Apolitical, nonplussed, and too concerned with going to the Warehouse Project, Will Brown shows us why students need to get their act together—or face the consequences of apathy
The social democratic services that served our parents and grandparents so well are gradually eroding, with the imperative of profit placed over the needs of people. Our climate hangs in the balance as greenhouse gasses emissions near the point of no return.
Today’s student will leave university with on average over £40000 of debt. Right now the average Arts student is paying £70 – £100 per contact hour—something to think about next time your lecture starts 10 minutes late.
Our own lecturers are facing cuts in pay, whilst the University does backdoor deals to outsource labour at below living wage standards.
If you want to live in London after all this, but you don’t have old money—good luck spending the rest of your life paying off a £400000 mortgage on some crummy one bedroom flat in a council estate.
Make no mistake, as a student body and more broadly as a generation we have genuine political grievances. We are facing systemic pressures on our quality of life and while it may seem all fun and drinking games now, you are looking down the barrel of a life of debt; we are the first generation since 1946 set to be poorer than our parents.
Student activism used to be a force in this world. From the Vietnam War and the Campaign for Nuclear Disarmament to South Africa’s Apartheid Regime, the student voice was heard.
Traditionally, the University of Manchester had been a hotbed for such radicalism but today, walking around campus, you’ll be hard-pressed to find any sign of political activism. Save for a smattering Socialist Workers Party leaflets, which call for some vague and half-imagined utopian revolution and the occasional cake stall for malnourished children in Africa or India, the public space is apolitical.
Now for the vast majority of us, our activism, our philanthropy and our ability to empathise only extends so far as our own interests. We don’t vote, rightly so according to Russell Brand—the apparent spokesperson for our disillusioned generation.
We are the onesie-wearing, vodka-swilling, MacBook-wielding, selfie-taking, apathetic generation of students. If we’re angry, you’ll hear about it, through an irate self-justified Facebook status or a warrior hashtag. Or maybe, just maybe, we’ll sign an e-petition. The problem isn’t ours, but we’ll pass it along to you.
Volunteer work is done overwhelmingly on advice to nourish our CVs and personal statements. You might see a picture of some of the more affluent among us digging a well in Kenya—a mild case of self-congratulating bohemianism before a sedentary and functionary life in a pinstripe suit with a white picket fence.
We stink of a generation who don’t know how to fight for ourselves.
The institutions that used to unite us are shrivelled, impotent to tackle our general political apathy, and are broadly complicit in the comprehensive privatisation of university life happening around us.
The University of Manchester Students’ Union, originally designed with the intention of representing and protecting our interests, is now loaned out to PR events for giant multi-national corporations such as Samsung or Lloyds TSB.
I’m sure Steve Biko, the legendary anti-Apartheid trade union activist, would be delighted to know that tax-dodging Starbucks was making a tidy profit under his name in Biko’s Café.
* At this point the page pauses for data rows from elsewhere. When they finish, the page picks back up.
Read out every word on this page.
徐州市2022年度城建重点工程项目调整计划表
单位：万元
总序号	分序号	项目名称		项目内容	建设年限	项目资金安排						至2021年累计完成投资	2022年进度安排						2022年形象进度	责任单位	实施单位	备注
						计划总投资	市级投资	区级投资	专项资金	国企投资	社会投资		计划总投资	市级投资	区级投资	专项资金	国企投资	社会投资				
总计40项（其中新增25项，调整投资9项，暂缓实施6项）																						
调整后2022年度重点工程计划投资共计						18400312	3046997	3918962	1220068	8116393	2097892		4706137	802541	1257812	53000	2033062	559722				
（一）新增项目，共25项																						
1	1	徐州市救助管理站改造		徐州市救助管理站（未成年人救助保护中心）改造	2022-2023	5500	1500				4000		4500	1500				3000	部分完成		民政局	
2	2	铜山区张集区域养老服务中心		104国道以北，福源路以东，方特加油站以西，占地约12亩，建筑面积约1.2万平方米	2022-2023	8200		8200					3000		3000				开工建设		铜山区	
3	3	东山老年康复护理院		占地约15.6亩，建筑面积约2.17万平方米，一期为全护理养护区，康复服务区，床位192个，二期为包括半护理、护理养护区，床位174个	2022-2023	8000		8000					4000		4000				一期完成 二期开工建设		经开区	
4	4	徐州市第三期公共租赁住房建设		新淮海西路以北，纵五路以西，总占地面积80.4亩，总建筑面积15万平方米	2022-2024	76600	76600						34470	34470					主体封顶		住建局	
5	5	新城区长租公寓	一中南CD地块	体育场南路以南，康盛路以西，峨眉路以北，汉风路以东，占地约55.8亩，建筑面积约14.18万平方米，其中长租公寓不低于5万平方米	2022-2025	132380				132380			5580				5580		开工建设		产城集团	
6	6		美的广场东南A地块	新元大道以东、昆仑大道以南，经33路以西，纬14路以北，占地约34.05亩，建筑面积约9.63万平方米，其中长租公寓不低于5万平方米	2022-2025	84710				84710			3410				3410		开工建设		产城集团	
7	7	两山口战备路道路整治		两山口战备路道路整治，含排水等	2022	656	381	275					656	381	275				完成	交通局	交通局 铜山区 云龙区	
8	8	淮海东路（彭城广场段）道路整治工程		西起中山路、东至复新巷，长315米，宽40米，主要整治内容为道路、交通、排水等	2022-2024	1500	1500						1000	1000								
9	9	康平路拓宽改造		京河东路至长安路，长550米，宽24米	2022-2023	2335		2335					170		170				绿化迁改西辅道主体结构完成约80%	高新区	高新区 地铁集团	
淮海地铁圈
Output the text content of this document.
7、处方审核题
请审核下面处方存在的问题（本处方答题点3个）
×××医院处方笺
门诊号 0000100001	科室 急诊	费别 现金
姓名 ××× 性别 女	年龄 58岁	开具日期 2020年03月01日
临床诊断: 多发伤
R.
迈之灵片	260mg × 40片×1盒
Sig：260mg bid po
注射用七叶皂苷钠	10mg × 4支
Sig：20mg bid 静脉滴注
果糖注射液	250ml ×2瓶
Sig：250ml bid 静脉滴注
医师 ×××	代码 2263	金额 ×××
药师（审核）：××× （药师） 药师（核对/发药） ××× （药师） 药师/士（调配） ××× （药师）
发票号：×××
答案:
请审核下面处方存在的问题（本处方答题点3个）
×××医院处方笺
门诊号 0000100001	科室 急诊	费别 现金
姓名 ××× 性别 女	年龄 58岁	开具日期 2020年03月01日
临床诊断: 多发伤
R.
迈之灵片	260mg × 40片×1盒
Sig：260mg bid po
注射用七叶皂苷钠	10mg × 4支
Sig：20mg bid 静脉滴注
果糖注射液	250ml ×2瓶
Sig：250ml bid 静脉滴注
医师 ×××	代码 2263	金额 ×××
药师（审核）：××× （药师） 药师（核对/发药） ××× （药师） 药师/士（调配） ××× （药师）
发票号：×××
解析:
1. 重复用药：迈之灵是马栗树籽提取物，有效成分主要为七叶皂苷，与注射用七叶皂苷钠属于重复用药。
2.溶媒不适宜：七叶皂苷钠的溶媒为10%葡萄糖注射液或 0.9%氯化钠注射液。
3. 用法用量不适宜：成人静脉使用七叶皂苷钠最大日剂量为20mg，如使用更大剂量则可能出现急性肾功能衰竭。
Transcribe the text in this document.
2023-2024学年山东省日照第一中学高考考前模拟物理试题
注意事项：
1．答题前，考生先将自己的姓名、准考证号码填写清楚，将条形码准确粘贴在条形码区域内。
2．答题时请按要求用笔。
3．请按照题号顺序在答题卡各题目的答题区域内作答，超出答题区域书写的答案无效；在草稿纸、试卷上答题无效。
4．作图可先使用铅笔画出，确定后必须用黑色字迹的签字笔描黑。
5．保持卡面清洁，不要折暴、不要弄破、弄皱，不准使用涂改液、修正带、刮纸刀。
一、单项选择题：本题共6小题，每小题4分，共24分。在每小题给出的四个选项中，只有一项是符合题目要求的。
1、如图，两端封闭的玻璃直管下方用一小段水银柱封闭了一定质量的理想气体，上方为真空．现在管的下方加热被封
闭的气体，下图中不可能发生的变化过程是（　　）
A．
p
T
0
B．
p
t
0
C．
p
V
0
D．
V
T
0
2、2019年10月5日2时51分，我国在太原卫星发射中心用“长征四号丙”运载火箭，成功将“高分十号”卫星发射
In union elections last year, we got a dismal 7.5 per cent of students to vote online. Surely this speaks volumes of how much we as a student population value the institution.
However, if we look further to the National Union of Students, a key medium of student protest, then the reality gets ever more disconcerting.
An NUS Extra card now provides you with a healthy 10 per cent discount off all your favourite third world labour-intensive clothing from ASOS. It’ll get you another 10 per cent off orders from Amazon UK—no-one seems to have told the NUS that if Amazon paid its tax fairly, it would go a long way towards reducing our tuition fees from £9000 each year.
One survey conducted of almost 5500 students showed that 35 per cent don’t know what the NUS did, with only 7 per cent of students saying they thought the NUS was doing a good job.
It is easy to understand the sentiment behind these figures.
You can’t place much faith in an organisation that last month couldn’t even express solidarity with the Kurds (who are by and large Muslims) by condemning IS, for fears of islamophobia.
In the words of Amol Rajan, editor of The Independent, we the young “are being continually shafted.” Let’s be frank: as a student body, we need to get our act together.